As HNF4A is known to be involved in pancreatic beta cell development and function, and defects in HNF4A function can lead to diabetes, we next asked what gene targets downstream of HNF4A contribute to the regulation of beta cell function. To address this, we overlapped the HNF4A ChIP-Seq genome-wide gene targets identified in EndoC-βH1 cells, human islets, and hPSC-derived D35 βLCs, to derive a total of 63 common beta cell targets (Fig. 2d).

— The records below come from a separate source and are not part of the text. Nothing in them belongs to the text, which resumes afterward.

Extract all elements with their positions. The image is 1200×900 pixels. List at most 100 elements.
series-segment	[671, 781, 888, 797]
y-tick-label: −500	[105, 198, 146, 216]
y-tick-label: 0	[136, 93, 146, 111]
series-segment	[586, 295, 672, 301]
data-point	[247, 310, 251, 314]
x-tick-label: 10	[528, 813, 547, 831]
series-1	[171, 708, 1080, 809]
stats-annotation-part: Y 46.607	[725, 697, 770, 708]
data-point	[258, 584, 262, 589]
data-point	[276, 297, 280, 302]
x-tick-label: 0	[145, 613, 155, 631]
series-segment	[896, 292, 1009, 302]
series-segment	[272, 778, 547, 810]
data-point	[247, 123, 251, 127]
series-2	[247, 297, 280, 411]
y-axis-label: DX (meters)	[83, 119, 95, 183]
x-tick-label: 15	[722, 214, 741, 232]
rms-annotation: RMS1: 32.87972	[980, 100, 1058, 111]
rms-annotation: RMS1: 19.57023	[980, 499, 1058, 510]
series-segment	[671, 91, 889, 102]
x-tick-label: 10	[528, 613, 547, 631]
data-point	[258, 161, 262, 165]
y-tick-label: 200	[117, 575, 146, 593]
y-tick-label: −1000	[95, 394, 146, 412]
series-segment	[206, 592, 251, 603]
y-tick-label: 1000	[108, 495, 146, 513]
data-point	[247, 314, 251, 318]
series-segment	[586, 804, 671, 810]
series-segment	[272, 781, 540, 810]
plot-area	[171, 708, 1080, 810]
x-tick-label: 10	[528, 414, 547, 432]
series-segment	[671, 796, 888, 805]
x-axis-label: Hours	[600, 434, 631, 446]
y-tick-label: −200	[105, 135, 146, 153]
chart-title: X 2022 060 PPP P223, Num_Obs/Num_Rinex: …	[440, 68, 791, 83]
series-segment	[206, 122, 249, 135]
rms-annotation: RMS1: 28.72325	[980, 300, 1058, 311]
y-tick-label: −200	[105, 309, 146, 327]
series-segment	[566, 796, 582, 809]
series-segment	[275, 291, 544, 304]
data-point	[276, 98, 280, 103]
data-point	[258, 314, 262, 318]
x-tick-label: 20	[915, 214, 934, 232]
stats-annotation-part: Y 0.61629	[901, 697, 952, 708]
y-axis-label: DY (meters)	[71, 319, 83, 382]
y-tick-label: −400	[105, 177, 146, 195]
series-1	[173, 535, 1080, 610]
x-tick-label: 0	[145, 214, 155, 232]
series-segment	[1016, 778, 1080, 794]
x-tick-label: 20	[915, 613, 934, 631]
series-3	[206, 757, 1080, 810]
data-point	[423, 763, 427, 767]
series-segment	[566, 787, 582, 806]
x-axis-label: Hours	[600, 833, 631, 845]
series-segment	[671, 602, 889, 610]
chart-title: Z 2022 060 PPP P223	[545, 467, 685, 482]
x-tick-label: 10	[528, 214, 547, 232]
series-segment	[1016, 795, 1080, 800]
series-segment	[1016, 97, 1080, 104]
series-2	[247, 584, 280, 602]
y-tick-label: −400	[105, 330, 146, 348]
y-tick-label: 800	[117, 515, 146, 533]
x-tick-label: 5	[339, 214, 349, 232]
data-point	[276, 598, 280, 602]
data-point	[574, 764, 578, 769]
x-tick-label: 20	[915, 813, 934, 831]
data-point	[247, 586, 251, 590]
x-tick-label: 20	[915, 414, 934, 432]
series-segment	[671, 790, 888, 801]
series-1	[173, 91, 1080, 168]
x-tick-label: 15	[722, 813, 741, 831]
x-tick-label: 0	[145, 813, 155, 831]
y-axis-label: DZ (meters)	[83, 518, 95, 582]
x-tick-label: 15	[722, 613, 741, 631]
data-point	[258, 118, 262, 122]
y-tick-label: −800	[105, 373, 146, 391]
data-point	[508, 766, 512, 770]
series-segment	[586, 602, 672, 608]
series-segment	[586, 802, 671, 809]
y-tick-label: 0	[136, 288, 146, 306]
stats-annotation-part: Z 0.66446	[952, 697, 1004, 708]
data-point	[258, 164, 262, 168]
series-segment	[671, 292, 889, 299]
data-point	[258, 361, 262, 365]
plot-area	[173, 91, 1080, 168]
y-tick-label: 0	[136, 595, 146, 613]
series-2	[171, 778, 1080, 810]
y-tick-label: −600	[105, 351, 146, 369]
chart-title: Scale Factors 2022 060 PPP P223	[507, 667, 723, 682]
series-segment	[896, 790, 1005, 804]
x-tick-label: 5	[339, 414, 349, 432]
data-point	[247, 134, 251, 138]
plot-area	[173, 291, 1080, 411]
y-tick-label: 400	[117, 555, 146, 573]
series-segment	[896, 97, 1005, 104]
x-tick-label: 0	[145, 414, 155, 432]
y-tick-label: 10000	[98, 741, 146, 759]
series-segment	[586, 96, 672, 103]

To further narrow down to a credible set of genes that are more likely to be transcriptionally regulated by HNF4A (as they map closer to the promoter region) and therefore functionally relevant, we considered only ChIP-Seq peaks that mapped within 10 kb up and downstream of the nearest TSS, and eventually filtered down to 44 beta cell targets that we considered of high confidence (Fig. 2d and Data S4). Among these 44 genes, 28 were also found to be bound by HNF4A in the D20 EPs, indicating a potential relevance of these genes to the HNF4A regulatory network early on during endocrine development. The list of HNF4A beta cell targets included several genes previously reported (but not validated) in the ChIP-on-chip study in human islets19, such as ACY3, HAAO, HNF1A, and MAP3K11 (Data S4). MAP3K11 belongs to the group of genes involved in the stress-activated protein kinase signaling cascade process that is found to be enriched in the beta cells (Fig. 2a, b and Data S3). Additionally, we identified HNF4A targets that appear to be involved in actin filament organization such as USH1C and VIL1 (Fig. 2a, d and Data S3). These findings highlight previously uncharacterized candidate genes for further follow-up studies.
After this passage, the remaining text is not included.